Jesus makes the comparison so extreme that there is no wiggle room for the rich man in his callous disregard of the poor man’s plight. This is not just a story of a priest passing by on the other side. This is a man laying at the rich man’s gate. He had to see him every day. And there’s the problem.
“Time in erodes awareness of,” I like to say to church leaders who are crafting a mission plan. We tend to ignore things we’ve seen again and again. So too, the poor. They are easily overlooked. But they ought not be.
We were in China on our way to a restaurant for our evening meal. A man with no legs and dressed in rags was begging on the sidewalk. We had been told to be careful of beggars. Our missionary leader, however, took out some money and gave it to the man. I asked about that, and he said, “He looks to be in legitimate need.” I wish I had given him some money as well.

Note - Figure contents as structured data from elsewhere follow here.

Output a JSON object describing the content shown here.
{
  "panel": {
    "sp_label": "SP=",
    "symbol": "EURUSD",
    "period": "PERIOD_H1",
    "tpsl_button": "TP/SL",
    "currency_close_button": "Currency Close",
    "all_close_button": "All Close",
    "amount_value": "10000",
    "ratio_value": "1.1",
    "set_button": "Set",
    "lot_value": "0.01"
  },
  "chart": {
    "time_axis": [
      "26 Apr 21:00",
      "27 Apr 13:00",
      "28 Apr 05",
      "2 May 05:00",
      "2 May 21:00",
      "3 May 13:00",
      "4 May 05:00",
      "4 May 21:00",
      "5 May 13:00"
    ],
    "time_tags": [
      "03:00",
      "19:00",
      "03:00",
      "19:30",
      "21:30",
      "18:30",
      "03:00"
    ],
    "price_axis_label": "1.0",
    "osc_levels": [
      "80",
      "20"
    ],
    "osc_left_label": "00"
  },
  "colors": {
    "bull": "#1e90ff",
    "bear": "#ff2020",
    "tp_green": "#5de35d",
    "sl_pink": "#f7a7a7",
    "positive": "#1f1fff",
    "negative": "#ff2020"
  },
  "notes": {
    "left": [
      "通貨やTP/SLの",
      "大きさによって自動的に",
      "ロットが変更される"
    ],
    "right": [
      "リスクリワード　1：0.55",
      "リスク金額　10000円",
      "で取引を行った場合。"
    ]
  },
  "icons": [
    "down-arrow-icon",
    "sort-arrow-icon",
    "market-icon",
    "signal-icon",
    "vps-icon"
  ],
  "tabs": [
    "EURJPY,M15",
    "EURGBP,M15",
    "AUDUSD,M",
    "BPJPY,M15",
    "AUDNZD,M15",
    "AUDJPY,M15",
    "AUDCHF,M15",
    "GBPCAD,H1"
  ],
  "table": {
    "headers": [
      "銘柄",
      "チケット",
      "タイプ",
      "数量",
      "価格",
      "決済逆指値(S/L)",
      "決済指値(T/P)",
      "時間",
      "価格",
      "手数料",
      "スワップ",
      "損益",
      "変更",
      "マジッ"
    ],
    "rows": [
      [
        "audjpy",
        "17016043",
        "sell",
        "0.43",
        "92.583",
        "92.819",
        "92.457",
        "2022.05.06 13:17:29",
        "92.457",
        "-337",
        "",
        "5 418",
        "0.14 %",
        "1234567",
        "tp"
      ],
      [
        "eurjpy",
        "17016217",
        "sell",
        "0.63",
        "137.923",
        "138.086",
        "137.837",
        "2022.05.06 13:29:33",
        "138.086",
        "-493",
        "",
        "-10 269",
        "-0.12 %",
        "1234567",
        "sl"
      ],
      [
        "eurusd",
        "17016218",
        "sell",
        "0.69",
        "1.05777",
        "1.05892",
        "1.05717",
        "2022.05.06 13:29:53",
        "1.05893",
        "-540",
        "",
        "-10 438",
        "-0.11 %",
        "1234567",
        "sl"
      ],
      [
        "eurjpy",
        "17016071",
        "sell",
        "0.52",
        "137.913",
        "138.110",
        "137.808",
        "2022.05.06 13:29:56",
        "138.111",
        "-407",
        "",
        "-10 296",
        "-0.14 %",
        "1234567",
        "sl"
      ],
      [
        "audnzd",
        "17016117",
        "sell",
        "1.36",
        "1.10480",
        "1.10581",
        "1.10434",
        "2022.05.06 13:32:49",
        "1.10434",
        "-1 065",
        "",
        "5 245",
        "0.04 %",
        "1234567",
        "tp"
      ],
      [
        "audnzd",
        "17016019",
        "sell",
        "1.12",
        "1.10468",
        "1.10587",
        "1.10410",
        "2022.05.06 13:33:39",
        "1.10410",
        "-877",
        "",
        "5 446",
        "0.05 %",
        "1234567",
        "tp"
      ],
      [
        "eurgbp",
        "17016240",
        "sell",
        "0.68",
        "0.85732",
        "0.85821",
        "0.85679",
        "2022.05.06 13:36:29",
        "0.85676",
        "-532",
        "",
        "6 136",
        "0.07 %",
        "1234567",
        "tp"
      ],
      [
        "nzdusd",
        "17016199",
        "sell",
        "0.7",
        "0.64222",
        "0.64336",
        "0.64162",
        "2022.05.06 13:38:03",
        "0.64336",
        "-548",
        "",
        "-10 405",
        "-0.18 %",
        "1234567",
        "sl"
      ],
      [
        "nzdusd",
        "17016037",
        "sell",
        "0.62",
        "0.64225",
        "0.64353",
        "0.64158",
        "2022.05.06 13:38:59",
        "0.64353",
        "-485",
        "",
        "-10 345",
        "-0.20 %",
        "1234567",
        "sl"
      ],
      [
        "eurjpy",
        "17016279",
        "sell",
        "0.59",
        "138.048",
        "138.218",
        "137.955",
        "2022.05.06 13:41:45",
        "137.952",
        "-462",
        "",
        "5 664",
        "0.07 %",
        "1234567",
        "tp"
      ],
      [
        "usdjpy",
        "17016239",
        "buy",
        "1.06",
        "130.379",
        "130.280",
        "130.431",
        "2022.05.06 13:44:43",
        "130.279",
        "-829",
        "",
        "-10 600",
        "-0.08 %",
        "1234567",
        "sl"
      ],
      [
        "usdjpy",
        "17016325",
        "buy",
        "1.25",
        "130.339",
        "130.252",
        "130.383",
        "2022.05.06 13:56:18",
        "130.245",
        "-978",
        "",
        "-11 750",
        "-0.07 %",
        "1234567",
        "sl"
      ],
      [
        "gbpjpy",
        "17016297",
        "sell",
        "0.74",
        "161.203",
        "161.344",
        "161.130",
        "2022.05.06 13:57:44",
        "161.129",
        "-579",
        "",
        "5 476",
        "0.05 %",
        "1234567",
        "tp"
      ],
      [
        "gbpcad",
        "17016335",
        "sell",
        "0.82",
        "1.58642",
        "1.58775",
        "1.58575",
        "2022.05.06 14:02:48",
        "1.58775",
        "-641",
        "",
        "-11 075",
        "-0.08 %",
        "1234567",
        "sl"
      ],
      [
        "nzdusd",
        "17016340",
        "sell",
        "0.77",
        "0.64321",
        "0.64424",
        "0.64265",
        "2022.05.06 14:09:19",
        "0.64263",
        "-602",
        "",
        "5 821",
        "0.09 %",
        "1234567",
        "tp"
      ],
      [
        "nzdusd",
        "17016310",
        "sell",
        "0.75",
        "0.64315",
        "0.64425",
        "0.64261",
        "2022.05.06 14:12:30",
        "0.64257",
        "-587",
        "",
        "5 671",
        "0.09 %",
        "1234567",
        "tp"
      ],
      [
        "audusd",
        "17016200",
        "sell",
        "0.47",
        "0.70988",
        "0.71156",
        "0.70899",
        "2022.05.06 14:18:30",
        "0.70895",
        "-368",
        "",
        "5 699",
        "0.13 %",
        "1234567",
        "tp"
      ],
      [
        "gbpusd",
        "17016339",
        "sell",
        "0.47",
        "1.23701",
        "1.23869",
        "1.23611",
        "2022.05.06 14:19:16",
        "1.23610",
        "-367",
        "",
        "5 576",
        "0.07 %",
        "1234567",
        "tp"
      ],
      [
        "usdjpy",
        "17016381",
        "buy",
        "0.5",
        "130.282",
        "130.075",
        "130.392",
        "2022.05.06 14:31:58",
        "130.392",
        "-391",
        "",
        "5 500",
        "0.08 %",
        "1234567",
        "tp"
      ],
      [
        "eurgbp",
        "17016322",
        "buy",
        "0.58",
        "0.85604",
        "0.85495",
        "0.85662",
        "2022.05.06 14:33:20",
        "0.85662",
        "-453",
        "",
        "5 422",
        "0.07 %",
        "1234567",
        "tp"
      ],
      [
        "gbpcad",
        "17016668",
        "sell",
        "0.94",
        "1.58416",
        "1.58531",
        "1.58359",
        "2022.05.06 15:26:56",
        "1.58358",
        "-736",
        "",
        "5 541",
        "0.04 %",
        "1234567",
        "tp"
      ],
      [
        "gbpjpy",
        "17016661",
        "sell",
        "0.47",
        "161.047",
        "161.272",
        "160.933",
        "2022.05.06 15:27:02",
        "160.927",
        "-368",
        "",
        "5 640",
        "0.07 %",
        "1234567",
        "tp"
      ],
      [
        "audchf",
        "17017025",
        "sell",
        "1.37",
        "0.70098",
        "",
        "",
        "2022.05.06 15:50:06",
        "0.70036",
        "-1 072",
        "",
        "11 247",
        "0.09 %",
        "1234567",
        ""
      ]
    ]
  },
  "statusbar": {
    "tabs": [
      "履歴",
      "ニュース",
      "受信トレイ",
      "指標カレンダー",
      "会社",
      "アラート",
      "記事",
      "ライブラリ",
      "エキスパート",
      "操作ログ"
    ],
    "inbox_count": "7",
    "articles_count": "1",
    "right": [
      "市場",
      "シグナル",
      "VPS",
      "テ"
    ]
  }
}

There will come a time when we see how richly we have been blessed. And as Mother Teresa said, “Only in heaven will we see how much we owe to the poor for helping us to love God better because of them.”
We may always have the poor among us. But that should not erode our awareness of them or blind us to the opportunities we have to serve them. After all that is what Jesus did to serve poor miserable sinners such as us. He didn’t overlook us. He served and saved us and calls us to do the same. Furthermore, Jesus has risen from the dead. Surely we will listen to him!